La giunta comunale di Bacoli ha ufficialmente approvato il nuovo piano per il litorale dell’area flegrea, un’iniziativa destinata a trasformare radicalmente l’accesso al mare per cittadini e visitatori. L’annuncio è stato dato dal sindaco Josi Gerardo Della Ragione, che ha illustrato i dettagli di una ripartizione degli arenili che segna un punto di svolta. Su un totale di circa 130.000 metri quadrati di arenile fruibile, oltre 110.000 metri quadrati saranno ora dedicati a spiagge libere o libere attrezzate. Questo ambizioso progetto interessa le rinomate località costiere di Miseno e Miliscola, la Spiaggia Romana, Marina Grande e Baia.
Il sindaco Della Ragione ha presentato questa misura come una vera e propria rivoluzione amministrativa, focalizzata sull’accesso universale al mare e sull’ottimizzazione della gestione dei servizi. “Su 130.000 mq di arenile fruibile, oltre 110.000 mq sarà spiaggia libera o libera attrezzata. È questa la rivoluzione che Bacoli assicura a tutti i cittadini che vengono a godere della nostra città”, ha dichiarato. La percentuale di arenile aperto a tutti raggiungerà così il 90%, un incremento significativo rispetto alla situazione iniziale dell’amministrazione, quando le spiagge libere non superavano il 15% del totale.
Il Nuovo Assetto: Bandi, Servizi e Diritti
Il nuovo assetto del litorale prevede l’indizione di bandi pubblici per la gestione di lidi balneari e chioschi, anche sulle spiagge libere.
Questa scelta strategica è strettamente legata all’implementazione di servizi essenziali per i bagnanti e alla definizione di regole chiare per gli operatori. Il piano include la predisposizione di bagni e docce accessibili, elementi fondamentali per migliorare l’esperienza dei fruitori. Un aspetto innovativo e di grande rilevanza sociale è la previsione del salario minimo per i lavoratori impiegati nella gestione delle spiagge e dei servizi pubblici, garantendo così tutele e dignità professionale.
Inoltre, il percorso amministrativo ha già portato alla rimozione di capannoni e cancelli abusivi che occupavano illegalmente porzioni di spiaggia, ripristinando la piena fruibilità degli spazi. Il sindaco ha espresso la disponibilità ad accogliere imprenditori e cooperative di lavoratori che intendano partecipare alle procedure pubbliche, con l’obiettivo primario di assicurare sia opportunità di lavoro che i diritti dei bagnanti.
“Ora arriveremo al 90% di arenile aperto sempre a tutti.

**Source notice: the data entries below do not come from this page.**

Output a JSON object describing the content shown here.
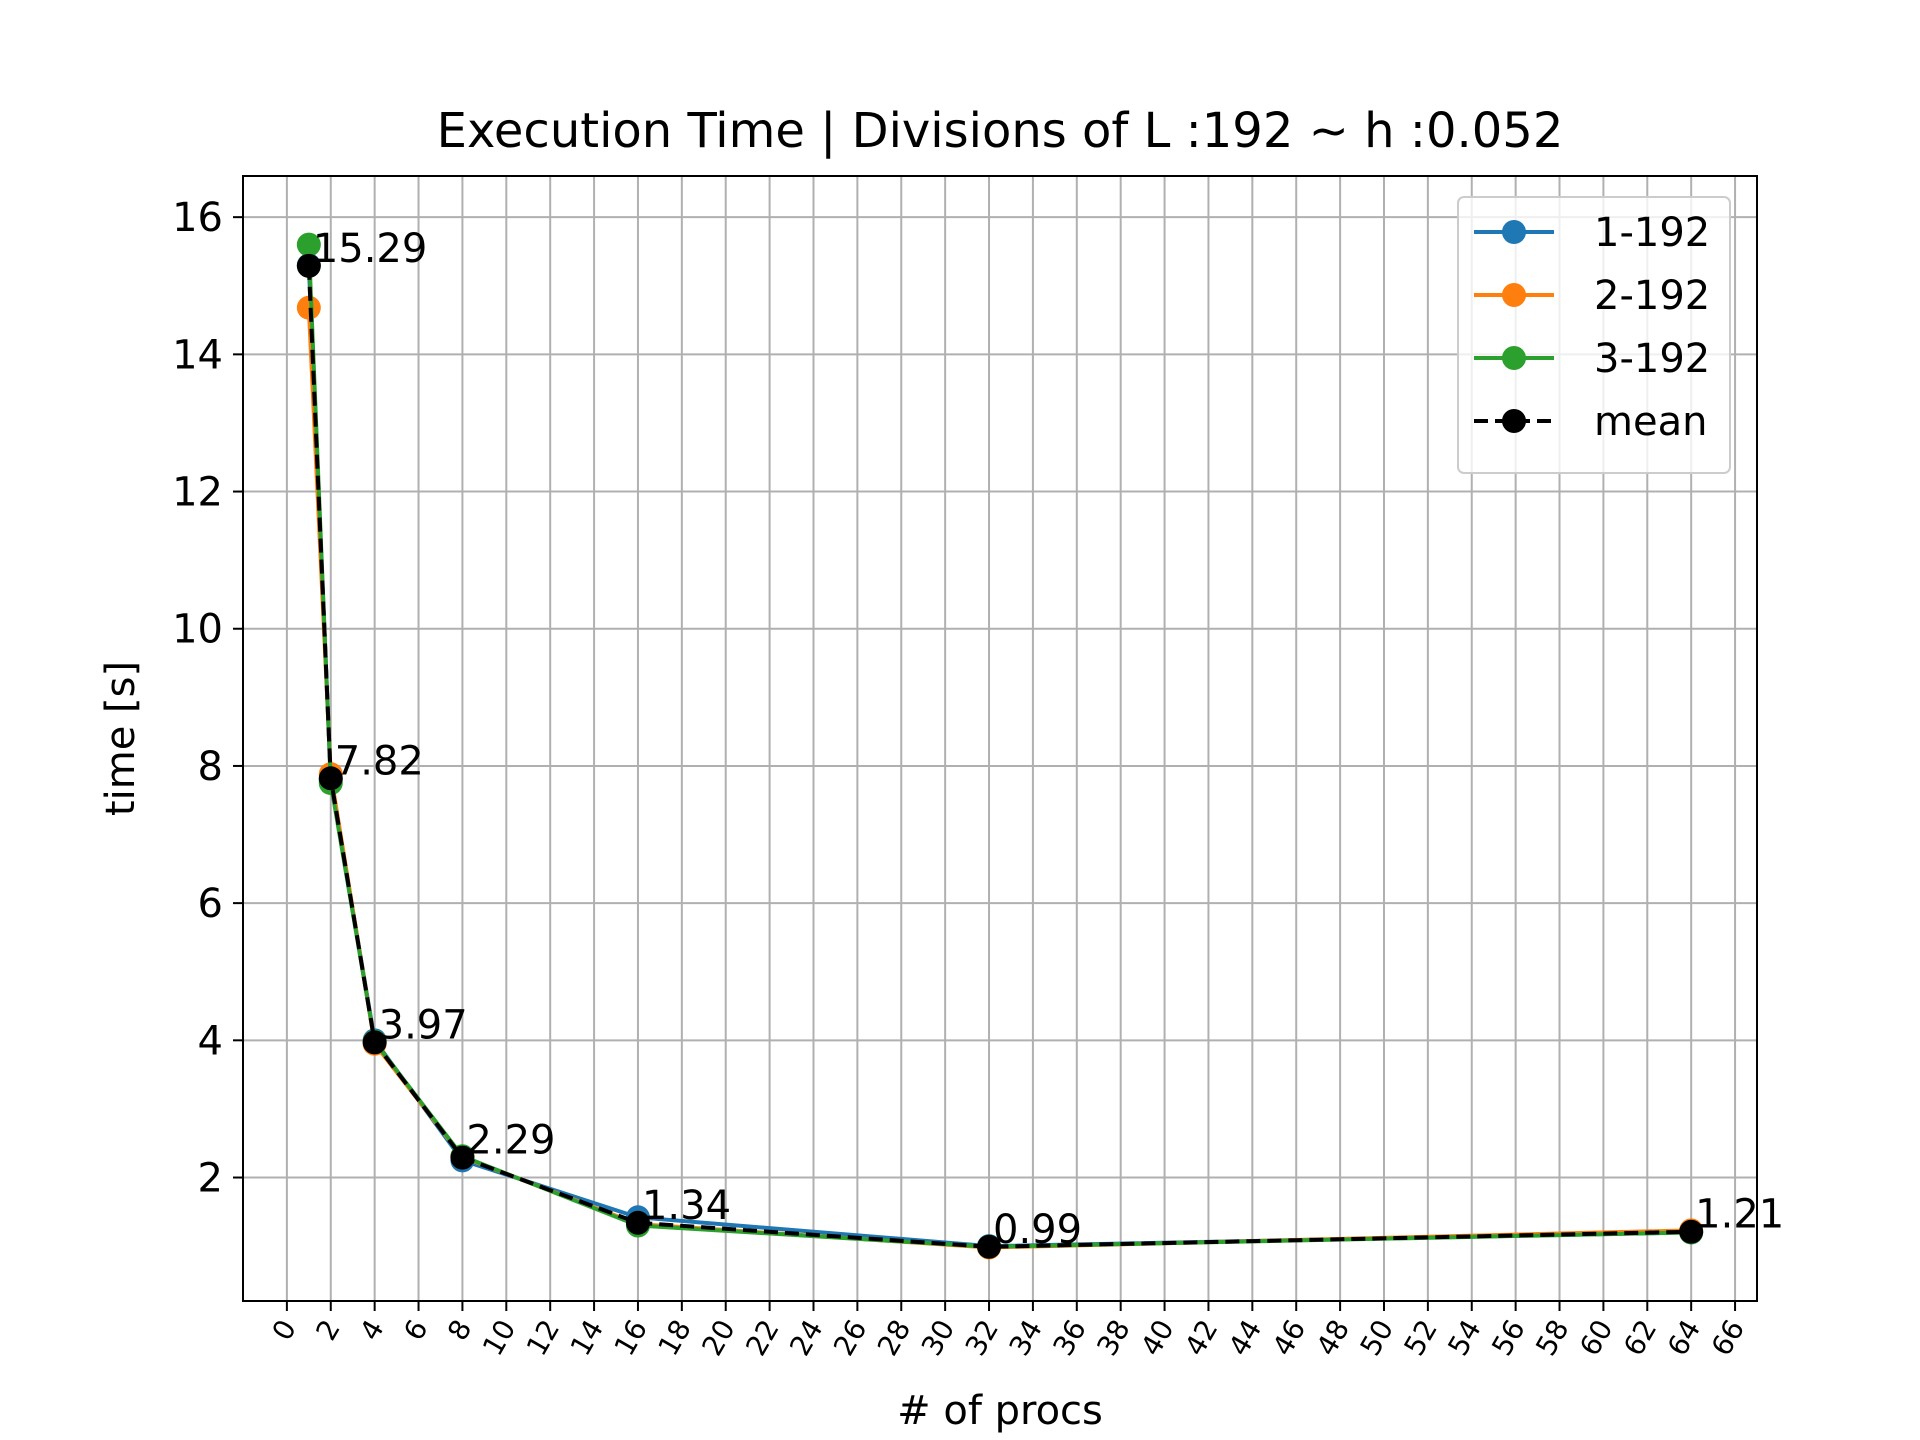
{
  "chart_data": {
    "type": "line",
    "title": "Execution Time | Divisions of L :192 ~ h :0.052",
    "xlabel": "# of procs",
    "ylabel": "time [s]",
    "xlim": [
      -2,
      67
    ],
    "ylim": [
      0.2,
      16.6
    ],
    "x_ticks": [
      0,
      2,
      4,
      6,
      8,
      10,
      12,
      14,
      16,
      18,
      20,
      22,
      24,
      26,
      28,
      30,
      32,
      34,
      36,
      38,
      40,
      42,
      44,
      46,
      48,
      50,
      52,
      54,
      56,
      58,
      60,
      62,
      64,
      66
    ],
    "y_ticks": [
      2,
      4,
      6,
      8,
      10,
      12,
      14,
      16
    ],
    "grid": true,
    "legend_position": "top-right",
    "x": [
      1,
      2,
      4,
      8,
      16,
      32,
      64
    ],
    "series": [
      {
        "name": "1-192",
        "color": "#1f77b4",
        "style": "solid",
        "values": [
          15.3,
          7.8,
          4.0,
          2.25,
          1.42,
          1.0,
          1.2
        ]
      },
      {
        "name": "2-192",
        "color": "#ff7f0e",
        "style": "solid",
        "values": [
          14.68,
          7.88,
          3.95,
          2.3,
          1.32,
          0.98,
          1.23
        ]
      },
      {
        "name": "3-192",
        "color": "#2ca02c",
        "style": "solid",
        "values": [
          15.6,
          7.75,
          3.98,
          2.31,
          1.3,
          0.99,
          1.2
        ]
      },
      {
        "name": "mean",
        "color": "#000000",
        "style": "dashed",
        "values": [
          15.29,
          7.82,
          3.97,
          2.29,
          1.34,
          0.99,
          1.21
        ]
      }
    ],
    "data_labels": [
      "15.29",
      "7.82",
      "3.97",
      "2.29",
      "1.34",
      "0.99",
      "1.21"
    ]
  }
}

Con tutti i servizi: bagni, docce”, ha ribadito Della Ragione, sottolineando come la distinzione tra spiagge libere e spiagge libere attrezzate delinei il perimetro della nuova organizzazione dell’arenile.

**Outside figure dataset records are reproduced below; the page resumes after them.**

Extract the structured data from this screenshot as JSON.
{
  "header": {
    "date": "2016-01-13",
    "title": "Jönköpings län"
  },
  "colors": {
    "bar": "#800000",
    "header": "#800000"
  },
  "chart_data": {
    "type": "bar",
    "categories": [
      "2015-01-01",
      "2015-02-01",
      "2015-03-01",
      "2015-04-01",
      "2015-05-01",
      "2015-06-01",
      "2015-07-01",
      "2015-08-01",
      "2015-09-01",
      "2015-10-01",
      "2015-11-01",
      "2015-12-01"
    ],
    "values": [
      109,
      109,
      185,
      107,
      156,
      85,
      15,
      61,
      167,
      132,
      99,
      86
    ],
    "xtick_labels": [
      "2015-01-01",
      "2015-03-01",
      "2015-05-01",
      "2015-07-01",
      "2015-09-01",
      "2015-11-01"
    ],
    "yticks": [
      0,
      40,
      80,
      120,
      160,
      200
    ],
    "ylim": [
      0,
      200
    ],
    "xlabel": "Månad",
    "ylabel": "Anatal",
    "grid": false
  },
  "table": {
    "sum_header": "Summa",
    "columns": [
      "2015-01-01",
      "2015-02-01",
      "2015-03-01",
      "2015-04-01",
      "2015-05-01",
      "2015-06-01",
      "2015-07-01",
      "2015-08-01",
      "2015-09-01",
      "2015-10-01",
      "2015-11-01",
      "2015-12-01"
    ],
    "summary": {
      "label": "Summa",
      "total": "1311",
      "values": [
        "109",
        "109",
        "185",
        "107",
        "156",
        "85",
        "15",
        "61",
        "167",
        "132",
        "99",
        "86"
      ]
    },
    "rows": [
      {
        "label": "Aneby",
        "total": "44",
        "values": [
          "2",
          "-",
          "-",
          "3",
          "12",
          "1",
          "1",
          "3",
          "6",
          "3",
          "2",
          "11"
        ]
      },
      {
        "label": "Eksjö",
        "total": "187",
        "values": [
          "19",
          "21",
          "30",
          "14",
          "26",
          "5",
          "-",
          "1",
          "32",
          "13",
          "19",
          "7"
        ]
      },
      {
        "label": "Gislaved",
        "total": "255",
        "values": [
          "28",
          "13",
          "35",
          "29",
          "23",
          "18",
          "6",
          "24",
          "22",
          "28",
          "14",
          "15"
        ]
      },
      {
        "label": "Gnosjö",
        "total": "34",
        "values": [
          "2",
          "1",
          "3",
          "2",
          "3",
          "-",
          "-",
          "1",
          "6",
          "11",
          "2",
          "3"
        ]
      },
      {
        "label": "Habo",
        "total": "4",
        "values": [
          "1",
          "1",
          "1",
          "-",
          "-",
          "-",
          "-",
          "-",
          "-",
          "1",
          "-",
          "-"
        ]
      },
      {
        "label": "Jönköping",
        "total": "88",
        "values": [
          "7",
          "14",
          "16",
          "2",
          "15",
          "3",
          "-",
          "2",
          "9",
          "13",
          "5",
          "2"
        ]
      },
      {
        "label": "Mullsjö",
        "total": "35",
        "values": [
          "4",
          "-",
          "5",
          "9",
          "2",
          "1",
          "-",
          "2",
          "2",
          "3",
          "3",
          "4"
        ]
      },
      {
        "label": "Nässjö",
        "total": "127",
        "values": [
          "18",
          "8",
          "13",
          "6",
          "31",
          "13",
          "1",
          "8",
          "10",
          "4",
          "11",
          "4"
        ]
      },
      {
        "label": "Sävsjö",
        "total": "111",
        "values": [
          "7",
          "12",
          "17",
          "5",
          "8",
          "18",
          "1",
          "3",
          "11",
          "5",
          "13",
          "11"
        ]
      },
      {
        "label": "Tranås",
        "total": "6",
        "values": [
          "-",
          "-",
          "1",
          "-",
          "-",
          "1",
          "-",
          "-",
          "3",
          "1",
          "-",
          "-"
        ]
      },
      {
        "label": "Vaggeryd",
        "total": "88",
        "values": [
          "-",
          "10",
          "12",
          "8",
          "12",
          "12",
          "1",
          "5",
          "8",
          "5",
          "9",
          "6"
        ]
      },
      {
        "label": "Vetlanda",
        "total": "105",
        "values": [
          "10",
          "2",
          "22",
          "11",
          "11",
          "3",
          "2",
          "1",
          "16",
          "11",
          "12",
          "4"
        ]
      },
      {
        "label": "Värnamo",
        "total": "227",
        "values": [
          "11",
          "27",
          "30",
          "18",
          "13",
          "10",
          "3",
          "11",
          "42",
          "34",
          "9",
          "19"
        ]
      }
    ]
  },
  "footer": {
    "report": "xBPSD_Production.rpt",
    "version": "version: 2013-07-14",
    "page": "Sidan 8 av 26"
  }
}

Il Contesto Istituzionale e il Confronto sulle Aree Costiere
Il percorso intrapreso per il litorale di Bacoli si inserisce in un più ampio confronto istituzionale già avviato in merito alla gestione delle aree costiere. Un esempio di tale dialogo si è tenuto il 19 giugno 2026, nella Sala Caduti di Nassiriya, presso la sede del Consiglio regionale della Campania. Questo incontro ha rappresentato un momento di discussione e coordinamento sulle strategie future per la valorizzazione e la tutela del patrimonio costiero regionale.